C. 1.3. LES RÉFORMES DES SYSTÈMES DE SANTÉ

Les réformes engagées au cours des vingt dernières années combinent deux éléments principaux : le recours à la concurrenceet la décentralisation.

1. a. Le recours à la concurrence

En 1990, au Royaume-Uni, le « New Public management » a introduit des mécanismes de l'économie de marché (méthodes de gestion issues du privé ou mise en concurrence des producteurs de soins) dans le système public de santé. L'objectif était d'obtenir une meilleure organisation qui conduirait à une optimisation des processus de soins et donc à une économie de coût en évitant les soins inutiles. Un second objectif de cette réforme était de remédier au problème des listes d'attente en rendant le système plus performant.

La mise en concurrence concerne l'offre de soins. Elle peut exister y compris dans le cadre d'un système de financement public. Un opérateur intermédiaire (« un entrepreneur de soins » pour reprendre le terme de Bocognano et alii (1998)) est acheteur de soins (il organise un réseau de soins) pour le compte d'un assuré qui est « abonné » chez lui et pour lequel il perçoit une rémunération forfaitaire issue d'un financement public. En pratique, au Royaume-Uni, la méthode a consisté à séparer les acheteurs et les fournisseurs de soins de santé au sein du système national de santé. Les établissements hospitaliers ont été mis en concurrence par appels d'offre.
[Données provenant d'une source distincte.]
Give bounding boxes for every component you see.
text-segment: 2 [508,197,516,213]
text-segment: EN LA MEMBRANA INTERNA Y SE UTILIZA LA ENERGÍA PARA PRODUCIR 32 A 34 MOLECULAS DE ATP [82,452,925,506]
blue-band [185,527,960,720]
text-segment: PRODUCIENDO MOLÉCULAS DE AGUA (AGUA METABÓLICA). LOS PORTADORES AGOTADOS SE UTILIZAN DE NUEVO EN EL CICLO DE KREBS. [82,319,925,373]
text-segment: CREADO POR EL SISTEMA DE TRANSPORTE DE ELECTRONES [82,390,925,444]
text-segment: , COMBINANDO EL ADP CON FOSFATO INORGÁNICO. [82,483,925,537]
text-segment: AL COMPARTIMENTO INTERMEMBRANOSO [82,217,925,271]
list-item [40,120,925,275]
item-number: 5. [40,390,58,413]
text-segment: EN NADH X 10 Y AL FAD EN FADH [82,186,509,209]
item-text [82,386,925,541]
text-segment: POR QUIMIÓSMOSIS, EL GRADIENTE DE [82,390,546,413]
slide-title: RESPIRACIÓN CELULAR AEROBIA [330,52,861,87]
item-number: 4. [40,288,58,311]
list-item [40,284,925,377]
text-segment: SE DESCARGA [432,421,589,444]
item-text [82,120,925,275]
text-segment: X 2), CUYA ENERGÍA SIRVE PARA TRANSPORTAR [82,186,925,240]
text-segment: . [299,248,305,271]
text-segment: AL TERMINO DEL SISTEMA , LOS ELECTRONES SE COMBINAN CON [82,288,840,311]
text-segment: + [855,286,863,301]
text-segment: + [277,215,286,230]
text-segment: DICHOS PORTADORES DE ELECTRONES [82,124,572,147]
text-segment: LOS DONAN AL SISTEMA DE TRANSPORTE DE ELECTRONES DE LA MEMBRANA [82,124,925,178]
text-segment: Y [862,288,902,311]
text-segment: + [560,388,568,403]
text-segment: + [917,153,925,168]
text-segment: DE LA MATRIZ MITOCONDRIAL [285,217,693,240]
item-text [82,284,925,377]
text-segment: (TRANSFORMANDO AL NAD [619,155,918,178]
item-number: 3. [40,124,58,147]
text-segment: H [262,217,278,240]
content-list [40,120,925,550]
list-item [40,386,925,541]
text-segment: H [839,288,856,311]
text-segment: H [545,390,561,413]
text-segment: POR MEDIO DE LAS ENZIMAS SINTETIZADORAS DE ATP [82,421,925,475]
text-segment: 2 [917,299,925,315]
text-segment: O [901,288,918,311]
De fait, les hôpitaux ont pu se réorganiser et disposer d'une plus grande autonomie de gestion, et les cabinets de généralistes ont pu disposer d'enveloppes budgétaires pour « acheter » des soins hospitaliers ou de spécialistes.

Cette réforme a suscité beaucoup d'intérêt dans les pays nordiques. La Suède s'en est inspirée. Les comtés ont mis en concurrence les hôpitaux par appels d'offre ou en passant des contrats. Des enveloppes financières ont été attribuées aux autorités sanitaires par district et aux cabinets de généralistes considérés comme « acheteurs » de soins spécialisés et d'interventions hospitalières.

Dans les pays du Sud de l'Europe, comme l'Espagne ou l'Italie, la mise en concurrence peut se produire entre des structures (hôpital, centre de santé,..) publiques et privées car il existe des espaces privés plus larges. Depuis 1992-1993, les autorités locales italiennes ont acquis plus d'autonomie en adoptant des règles de gestion privée. Le principe de séparation entre « acheteurs » et « fournisseurs » de soins a été introduit. Les hôpitaux vendent leurs services aux entreprises de santé locales. La réforme du service national de santé italien s'est poursuivie en 1999 avec un accroissement de l'autonomie financière des régions. En Espagne, les autorités régionales peuvent passer des contrats avec des structures de santé privées.

Un premier bilan de ces expériences permet de conclure que l'instauration d'une fonction d'entrepreneur de soins peut réduire les coûts et améliorer la qualité des soins, en responsabilisant la prise en charge globale d'un patient. Elle nécessite cependant un réseau structuré d'une taille suffisante pour éviter la sélection des risques, mais néanmoins pas trop importante pour éviter la dilution des responsabilités.

Des expériences un peu différentes ont été menées en Allemagne et aux Pays-Bas. Elles consistent à mettre en concurrence les caisses ou assureurs dans le but d'améliorer la gestion du risque.

La réforme Dekker-Simons amorcée dans les années 1980 aux Pays-Bas, qui prévoyait un système de "concurrence d'acheteurs", est restée très partielle. Il existe ainsi aux Pays-Bas une distinction entre "gros risques", pris en charge par un système d'assurance universel et obligatoire, et "petits risques", pris en charge par des caisses publiques en dessous d'un seuil de revenu, et par des assurances privées, facultatives, au-delà. L'assuré a effectivement la liberté de choisir sa caisse et celle-ci perçoit un forfait fonction du risque. Cependant, la rareté de l'offre n'a pas permis l'instauration d'un véritable comportement d'acheteurs de la part des caisses. De plus, pour contrer les tentatives de sélection du risque par les caisses, les autorités ont mis en place un système complexe de réglementation (Bocognano et alii (1998)). En Allemagne, la concurrence entre les caisses existe depuis 1995 avec la Réforme Seehofer. Cette réforme a  pour objectifs la concentration des caisses d'assurance maladie et leur mise en concurrence en donnant aux assurés la liberté de choix.

Cependant, la concurrence ne conduit pas forcément à la maîtrise des dépenses de santé, comme le montre l'exemple des Etats-Unis.